Students are dashing from A-levels into debt, fuelled by a fear of poverty

Students are dashing from A-levels into debt, fuelled by a fear of poverty

Teenagers getting their results this week have little choice but to scramble for a university place and face the huge debt now involved

In a couple of days’ time about half a million young people will find out their A-level results. Soon we will no doubt learn whether a fraction more, or less, gained A*s compared with last year and in which subjects. But this year is different. A much higher proportion of youngsters will win a university place than ever before. And the message from ministers will be: everyone who strives is a winner in Cameron’s Britain. That message is a lie.

Universities will accept more students this year because the government has scrapped the old financial rules, which capped the number of places in each university. Now institutions can take any number. At the same time, the government’s benefit changes have made it harder for anyone aged under 25 to find a good job and be able to afford to house themselves. Those who don’t go to university usually have to take whatever precarious low-paid work is on offer near their home.

In a more decent country, young people would be able to vote with their feet against the debt imposed by £9,000 tuition fees. They would have other options. But in the UK today, rejecting the offer of a university place means a greatly increased risk of living in poverty.

The chancellor, George Osborne, rounded off his budget speech of July 2015 thus: “It was the Conservatives who first protected working people in the mills; it was the Conservatives who took a great step towards state education … So, of course, it is now the Conservatives who are transforming welfare and introducing a national living wage. This is the party for the working people of Britain.”

It was, of course, the Conservatives who mostly looked after the mill owners’ interests and who still seek to make it harder for ill-treated workers to strike. They have reduced the amount of money spent per child in state education, especially in sixth forms and further education colleges.

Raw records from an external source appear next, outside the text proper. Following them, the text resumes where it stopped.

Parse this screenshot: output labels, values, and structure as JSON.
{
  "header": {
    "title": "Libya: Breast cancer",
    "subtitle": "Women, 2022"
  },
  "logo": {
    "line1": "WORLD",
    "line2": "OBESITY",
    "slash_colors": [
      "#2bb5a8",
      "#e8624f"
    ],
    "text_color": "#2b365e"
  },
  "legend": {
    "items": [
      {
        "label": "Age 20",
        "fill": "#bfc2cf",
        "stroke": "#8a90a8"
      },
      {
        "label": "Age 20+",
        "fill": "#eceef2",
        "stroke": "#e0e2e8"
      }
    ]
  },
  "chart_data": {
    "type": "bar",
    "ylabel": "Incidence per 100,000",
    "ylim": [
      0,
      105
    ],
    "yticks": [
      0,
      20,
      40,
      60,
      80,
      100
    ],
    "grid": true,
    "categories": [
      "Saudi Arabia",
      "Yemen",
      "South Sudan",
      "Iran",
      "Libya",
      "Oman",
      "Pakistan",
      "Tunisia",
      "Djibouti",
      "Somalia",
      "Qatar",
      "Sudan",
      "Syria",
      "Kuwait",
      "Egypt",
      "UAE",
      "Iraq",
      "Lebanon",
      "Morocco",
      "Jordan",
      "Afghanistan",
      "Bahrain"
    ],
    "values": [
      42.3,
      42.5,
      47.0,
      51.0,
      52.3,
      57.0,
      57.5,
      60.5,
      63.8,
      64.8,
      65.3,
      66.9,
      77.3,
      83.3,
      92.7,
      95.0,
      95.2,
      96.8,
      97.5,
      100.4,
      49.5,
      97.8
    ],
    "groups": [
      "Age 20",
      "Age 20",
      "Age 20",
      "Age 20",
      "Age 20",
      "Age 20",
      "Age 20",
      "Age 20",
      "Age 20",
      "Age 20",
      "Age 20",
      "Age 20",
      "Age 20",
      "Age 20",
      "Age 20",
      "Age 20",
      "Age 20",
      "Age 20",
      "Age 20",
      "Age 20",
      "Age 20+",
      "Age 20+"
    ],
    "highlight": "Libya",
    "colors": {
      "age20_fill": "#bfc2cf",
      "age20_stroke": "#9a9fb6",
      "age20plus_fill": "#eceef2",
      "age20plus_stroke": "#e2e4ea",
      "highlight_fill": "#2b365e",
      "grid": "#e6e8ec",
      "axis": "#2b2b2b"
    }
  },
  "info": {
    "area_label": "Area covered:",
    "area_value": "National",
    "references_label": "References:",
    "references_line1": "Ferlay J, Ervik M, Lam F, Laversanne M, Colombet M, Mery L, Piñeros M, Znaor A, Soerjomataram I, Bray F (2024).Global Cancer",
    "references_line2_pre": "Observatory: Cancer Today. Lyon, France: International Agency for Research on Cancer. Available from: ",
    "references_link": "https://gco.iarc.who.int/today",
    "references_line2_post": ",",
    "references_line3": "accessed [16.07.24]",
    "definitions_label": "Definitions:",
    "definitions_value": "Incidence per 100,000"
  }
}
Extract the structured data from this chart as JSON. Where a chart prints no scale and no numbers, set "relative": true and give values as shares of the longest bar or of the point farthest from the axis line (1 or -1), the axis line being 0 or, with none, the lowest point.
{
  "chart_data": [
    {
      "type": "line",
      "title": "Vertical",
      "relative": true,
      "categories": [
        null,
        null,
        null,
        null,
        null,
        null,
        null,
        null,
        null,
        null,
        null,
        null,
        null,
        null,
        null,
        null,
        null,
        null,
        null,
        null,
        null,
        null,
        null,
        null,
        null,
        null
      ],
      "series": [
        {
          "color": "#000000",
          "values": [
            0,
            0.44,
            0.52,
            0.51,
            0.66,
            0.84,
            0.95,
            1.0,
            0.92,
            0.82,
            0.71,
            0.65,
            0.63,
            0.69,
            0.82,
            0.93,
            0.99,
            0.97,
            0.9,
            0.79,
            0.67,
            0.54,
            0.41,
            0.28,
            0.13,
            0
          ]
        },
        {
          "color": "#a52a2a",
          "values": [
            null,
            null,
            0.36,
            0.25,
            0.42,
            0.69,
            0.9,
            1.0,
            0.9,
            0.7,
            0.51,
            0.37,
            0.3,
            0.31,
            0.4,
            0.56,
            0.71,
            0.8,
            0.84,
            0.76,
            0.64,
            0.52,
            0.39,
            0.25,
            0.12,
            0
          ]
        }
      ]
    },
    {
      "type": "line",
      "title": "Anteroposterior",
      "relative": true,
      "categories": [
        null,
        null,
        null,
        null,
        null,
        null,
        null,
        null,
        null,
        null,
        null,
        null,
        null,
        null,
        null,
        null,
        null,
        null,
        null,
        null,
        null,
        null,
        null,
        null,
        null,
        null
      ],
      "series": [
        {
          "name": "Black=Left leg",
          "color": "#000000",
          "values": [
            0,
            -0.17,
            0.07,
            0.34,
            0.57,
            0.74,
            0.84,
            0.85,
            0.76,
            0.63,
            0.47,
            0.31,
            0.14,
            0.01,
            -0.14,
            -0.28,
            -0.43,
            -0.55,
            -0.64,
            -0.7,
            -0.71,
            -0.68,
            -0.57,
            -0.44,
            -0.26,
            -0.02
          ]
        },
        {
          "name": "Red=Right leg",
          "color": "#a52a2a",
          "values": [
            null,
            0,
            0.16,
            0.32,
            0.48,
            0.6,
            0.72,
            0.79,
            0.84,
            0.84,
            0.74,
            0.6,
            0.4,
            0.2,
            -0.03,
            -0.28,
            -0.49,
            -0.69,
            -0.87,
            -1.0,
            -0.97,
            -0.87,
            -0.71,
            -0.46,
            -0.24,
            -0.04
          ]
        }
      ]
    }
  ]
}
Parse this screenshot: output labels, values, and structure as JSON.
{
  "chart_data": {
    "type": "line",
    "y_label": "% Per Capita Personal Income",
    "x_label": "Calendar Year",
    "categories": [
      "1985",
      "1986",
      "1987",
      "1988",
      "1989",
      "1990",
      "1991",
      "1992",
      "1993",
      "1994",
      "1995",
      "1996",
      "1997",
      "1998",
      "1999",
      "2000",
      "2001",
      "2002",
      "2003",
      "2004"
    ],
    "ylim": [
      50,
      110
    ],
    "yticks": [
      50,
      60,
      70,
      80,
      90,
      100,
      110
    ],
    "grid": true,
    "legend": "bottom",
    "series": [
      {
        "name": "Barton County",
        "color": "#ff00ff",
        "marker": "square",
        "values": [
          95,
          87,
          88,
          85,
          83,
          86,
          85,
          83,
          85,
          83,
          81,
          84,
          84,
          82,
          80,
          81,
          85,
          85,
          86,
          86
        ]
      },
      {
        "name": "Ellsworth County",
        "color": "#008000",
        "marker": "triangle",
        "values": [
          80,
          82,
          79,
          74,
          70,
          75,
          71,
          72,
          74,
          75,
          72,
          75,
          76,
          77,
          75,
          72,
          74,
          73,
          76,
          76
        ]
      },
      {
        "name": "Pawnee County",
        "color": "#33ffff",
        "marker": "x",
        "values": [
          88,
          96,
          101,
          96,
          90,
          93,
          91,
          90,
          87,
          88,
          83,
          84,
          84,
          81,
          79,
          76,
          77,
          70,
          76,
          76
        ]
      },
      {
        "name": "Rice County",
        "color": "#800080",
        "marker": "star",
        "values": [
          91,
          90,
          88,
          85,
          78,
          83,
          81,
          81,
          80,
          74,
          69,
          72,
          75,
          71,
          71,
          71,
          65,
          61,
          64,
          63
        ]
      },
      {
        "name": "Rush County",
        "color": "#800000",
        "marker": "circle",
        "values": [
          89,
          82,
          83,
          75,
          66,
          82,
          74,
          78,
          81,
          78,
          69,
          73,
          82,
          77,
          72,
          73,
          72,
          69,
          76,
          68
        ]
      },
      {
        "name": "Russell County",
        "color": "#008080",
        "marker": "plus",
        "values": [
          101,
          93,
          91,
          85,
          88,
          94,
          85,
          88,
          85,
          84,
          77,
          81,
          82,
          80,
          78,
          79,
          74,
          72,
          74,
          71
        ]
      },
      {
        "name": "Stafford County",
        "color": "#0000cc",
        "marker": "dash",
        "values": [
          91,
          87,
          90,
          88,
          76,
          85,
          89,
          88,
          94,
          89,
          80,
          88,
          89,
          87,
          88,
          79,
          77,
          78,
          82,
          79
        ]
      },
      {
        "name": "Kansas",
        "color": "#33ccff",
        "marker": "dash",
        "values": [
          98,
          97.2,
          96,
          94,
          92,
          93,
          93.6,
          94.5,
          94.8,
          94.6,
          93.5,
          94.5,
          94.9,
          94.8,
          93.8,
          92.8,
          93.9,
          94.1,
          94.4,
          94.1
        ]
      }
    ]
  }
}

It was also the Conservatives who in the July budget took away what remained of grants for poorer students, converting them to loans. And it is the Conservatives and their friends who have most to gain from all the interest that students will have to pay on their loans. The chancellor’s friends are the lenders who buy government bonds and who will buy up large tranches of student debt. The Conservatives have created a sellers’ market for our children’s debt. The long-term plan is not to keep the debt on the government’s books. And that plan requires demand for university places to appear to soar.